KontraS: Penembakan Terhadap Pendeta Yeremia Zanambani Berujung Pada Kematian, Negara Harus Membentuk Tim Independen

Hila Bame

Friday, 25-09-2020 | 12:39 pm

MDN
Pendeta Yeremia Zanambani

 

Jakarta, Inako

 

Komisi untuk Orang Hilang dan Korban Tindak Kekerasan (KontraS) mengecam keras penembakan berujung pada kematian yang diduga dilakukan oleh anggota TNI terhadap Pendeta Yeremia Zanambani seorang tokoh Gereja Kemah Injil Indonesia (GKII) di Kabupaten Intan Jaya, Papua.

Berdasarkan keterangan dan informasi yang kami terima, penembakan terjadi pada hari Sabtu (19/8) sekitar pukul 17.30 di Distrik Hitadipa. Hal ini bermula dari sangkaan bahwa pendeta atau warga Hitadipa adalah aktor tewasnya salah satu angggota TNI. Sangkaan tersebut mengakibatkan tewasnya satu orang pendeta, diduga akibat penembakan oleh TNI, demikian rilis KontraS yang diterima Inakoran.com Jumat, (25/9).

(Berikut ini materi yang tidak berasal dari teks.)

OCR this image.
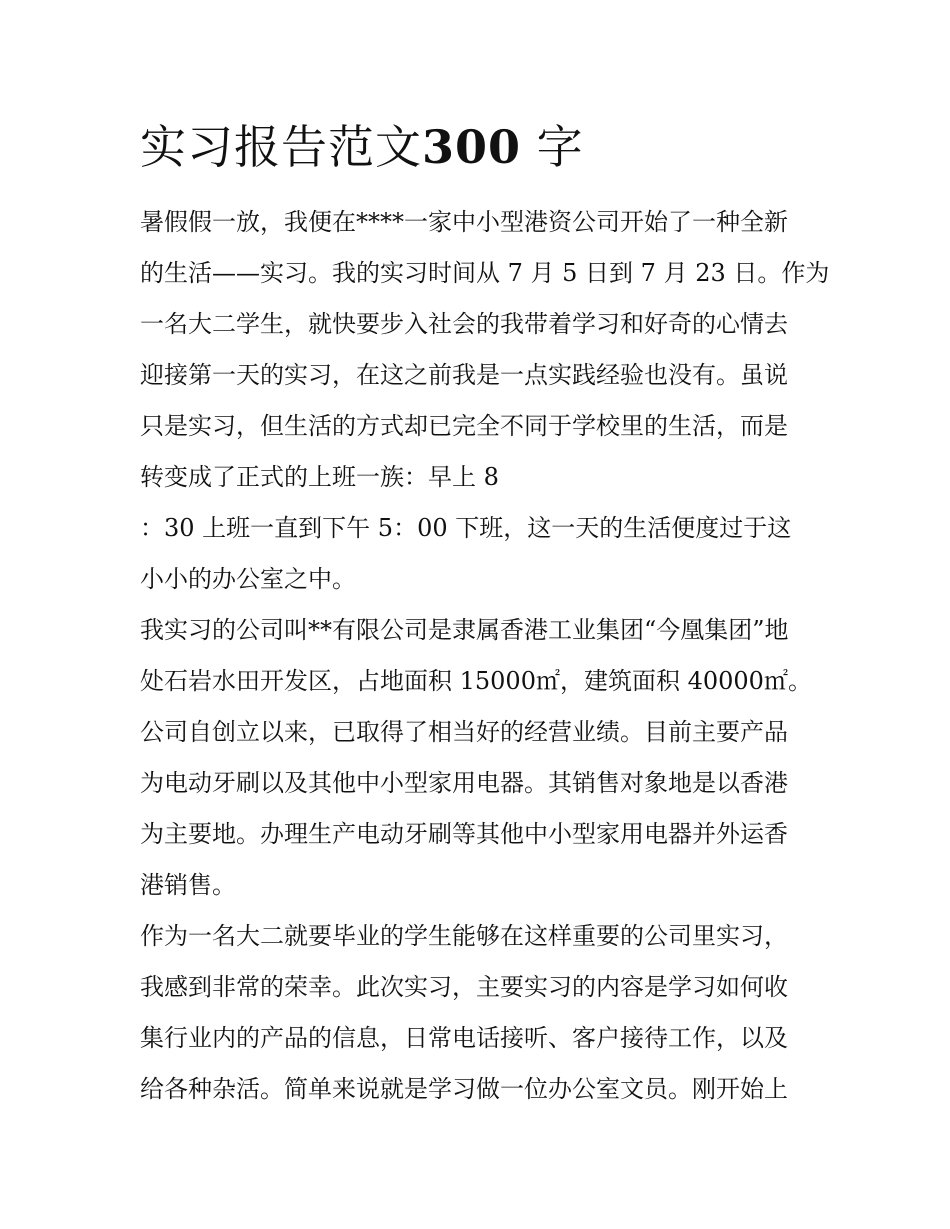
实习报告范文300 字
暑假假一放，我便在****一家中小型港资公司开始了一种全新
的生活——实习。我的实习时间从 7 月 5 日到 7 月 23 日。作为
一名大二学生，就快要步入社会的我带着学习和好奇的心情去
迎接第一天的实习，在这之前我是一点实践经验也没有。虽说
只是实习，但生活的方式却已完全不同于学校里的生活，而是
转变成了正式的上班一族：早上 8
：30 上班一直到下午 5：00 下班，这一天的生活便度过于这
小小的办公室之中。
我实习的公司叫**有限公司是隶属香港工业集团“今凰集团”地
处石岩水田开发区，占地面积 15000㎡，建筑面积 40000㎡。
公司自创立以来，已取得了相当好的经营业绩。目前主要产品
为电动牙刷以及其他中小型家用电器。其销售对象地是以香港
为主要地。办理生产电动牙刷等其他中小型家用电器并外运香
港销售。
作为一名大二就要毕业的学生能够在这样重要的公司里实习，
我感到非常的荣幸。此次实习，主要实习的内容是学习如何收
集行业内的产品的信息，日常电话接听、客户接待工作，以及
给各种杂活。简单来说就是学习做一位办公室文员。刚开始上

Selain penembakan, diduga ancaman pengusiran secara paksa pun terjadi. Dalam melakukan pencarian atas pembunuhan rekannya, anggota TNI mengancam mengusir warga secara paksa. Hal ini juga dialami oleh beberapa pendeta yang bertugas di Hitadipa. Ancaman pengusiran secara paksa ini dilakukan oleh anggota TNI sejak 18 September hingga19 September 2020. 

Berangkat dari informasi yang kami terima, kami menemukan sejumlah pelanggaran oleh anggota TNI. Pertama, inisiatif TNI melakukan pencarian pelaku secara mandiri menyalahi aturan yang ada. Sebab, yang berwenang melakukan penyelidikan/penyidikan atas peristiwa kejahatan ialah institusi kepolisian. Hal ini justru berpotensi TNI akan main hakim sendiri atas langkah yang diambilnya.

Kedua, tindakan penembakan yang diduga dilakukan oleh anggota TNI itu merupakan kejahatan dan melanggar Pasal 338 KUHP mengenai pembunuhan dengan ancaman pidana maksimal lima belas tahun. Oleh karenanya, proses yang dilakukan harus menggunakan mekanisme peradilan pidana dan diadili melalui peradilan umum meskipun pelakunya ialah seorang prajurit TNI.

Ketiga, selain dugaan pelanggaran pidana, kami memandang tindakan anggota TNI yang melakukan penembakan dan ancaman pengusiran secara paksa diduga telah melanggar Undang-Undang Nomor 39 Tahun 1999 tentang Hak Asasi Manusia, Konvenan Hak Sipil dan Politik maupun Konvenan Hak Ekonomi, Sosial dan Budaya.

Bahwa tragedi ini menambah daftar panjang peristiwa pelanggaran hak asasi manusia yang terjadi di Papua, dan membuktikan bahwa pendekatan keamanan dengan dalih perlindungan sangat tidak tepat untuk menyelesaikan masalah di Papua.

Diketahui hingga saat ini, masih terdapat adanya ketidakjelasan informasi, aparat TNI menuduh anggota Kelompok Kriminal Bersenjata (KKB) dan masyarakat setempat berkeyakinan anggota TNI yang melakukan pembunuhan. Oleh karena itu, negara penting kiranya membentuk tim independen dengan melibatkan dewan adat Papua, tokoh gereja, Komnas HAM dan Ombudsman Republik Indonesia guna menjamin indepedensi dalam melakukan penyelidikan/penyidikan.

Berdasarkan hal di atas, KontraS mendesak:

  1. Presiden agar menghentikan pendekatan keamanan dalam menyelesaikan konflik di tanah Papua yang menyebabkan rantai pelanggaran HAM terus terjadi di tanah Papua dan bahwa pendekatan keamanan tersebut merupakan tindakan yang tidak sah karena Indonesia tidak pernah mendeklarasikan Papua sebagai Daerah Operasi Militer (DOM);
  2. Kapolda Papua membentuk tim independen dengan Komnas HAM sebagai ketua tim yang melibatkan Dewan Adat Papua, tokoh gereja, dan Ombudsman Republik Indonesia dalam melakukan penyelidikan/penyidikan terkait tragedi ini secara akuntabel dan transparan;
  3. Panglima TNI melakukan pengkajian dan evaluasi terhadap keberadaan dan fungsi dari pos-pos penjagaan TNI di wilayah Papua, agar tidak terjadi fungsi kerja yang sewenang-wenang dan di luar tanggung jawab.